En refermant ce Gary et MOI, je réalise que M. Piekielny était en fait le destinataire de La Promesse de l’aube et que Gary n’avait jamais écrit que pour le modeste fourreur qui lui avait donné la vie, cet artisan qu’il avait si peu connu et dont le dibbouk le hantait, lui faisant honte d’être devenu un nanti, un auteur célèbre à Tu et à Toi avec les grands du monde, le désignant pour jamais imposteur et que pour se défendre de cette traîtrise supposée,  son fils n’avait opposé qu’un autre artisanat, celui des lettres,  dont la mort à sa guise ferait ou ne ferait pas une œuvre. Chaque jour, au rapport, il avait composé une lettre au Père : il lui avait avoué le poids de son absence avec La Promesse de l’aube et l’avait encore accusé d’avoir psychiquement détruit sa mère dans La Vie devant soi…  Si au moins, il était mort, Mina aurait pu, semblable au héros de Clair de femme, sortir chercher un nouvel amour, mais elle n’était qu’une vieille peau abandonnée pour de la chair plus fraîche !  Soudain l’insistance de Gary sur la vieillerie de Madame Rosa et de Cora Lamenaire prenait un sens renouvelé. Il plaignait sa mère, quinquagénaire livrée par le départ de son homme à une vieillesse précoce. Perdue l’estime d’elle-même, la rejetée s’était perçue comme un déchet ce qui l’avait conduite inexorablement sur les chemins d’Hystérie et de Violence.

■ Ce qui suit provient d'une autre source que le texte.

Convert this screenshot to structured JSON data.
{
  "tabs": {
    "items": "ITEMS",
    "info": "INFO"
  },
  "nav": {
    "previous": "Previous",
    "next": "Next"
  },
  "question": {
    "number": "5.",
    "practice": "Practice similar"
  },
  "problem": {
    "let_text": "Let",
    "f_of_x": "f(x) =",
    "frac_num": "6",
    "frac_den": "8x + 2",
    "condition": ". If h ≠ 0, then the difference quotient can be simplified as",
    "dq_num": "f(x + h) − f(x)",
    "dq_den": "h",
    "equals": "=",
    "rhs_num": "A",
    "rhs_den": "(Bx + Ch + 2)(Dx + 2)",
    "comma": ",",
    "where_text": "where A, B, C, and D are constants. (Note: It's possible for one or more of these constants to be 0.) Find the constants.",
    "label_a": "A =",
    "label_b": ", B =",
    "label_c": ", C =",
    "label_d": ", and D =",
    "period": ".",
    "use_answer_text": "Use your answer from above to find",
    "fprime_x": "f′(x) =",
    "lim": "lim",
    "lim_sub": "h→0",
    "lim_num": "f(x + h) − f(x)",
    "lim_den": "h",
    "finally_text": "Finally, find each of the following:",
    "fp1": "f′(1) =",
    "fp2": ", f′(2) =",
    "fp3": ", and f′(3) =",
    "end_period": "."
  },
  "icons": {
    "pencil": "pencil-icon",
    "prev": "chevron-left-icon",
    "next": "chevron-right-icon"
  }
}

Quant à Gary, en dépit de la réalisation de tous les rêves maternels, il savait n’être au fond qu’un sujet promis à l’extermination, prince et roi d’un bien trompeur royaume. Le secret de Romain Gary, le Landerneau l’avait pressenti en sa violence extrême et lui-même, grand lecteur du Comte de Monte-Cristo, s’en était vengé, sans en être, à l’instar d’Edmond Dantès, heureux.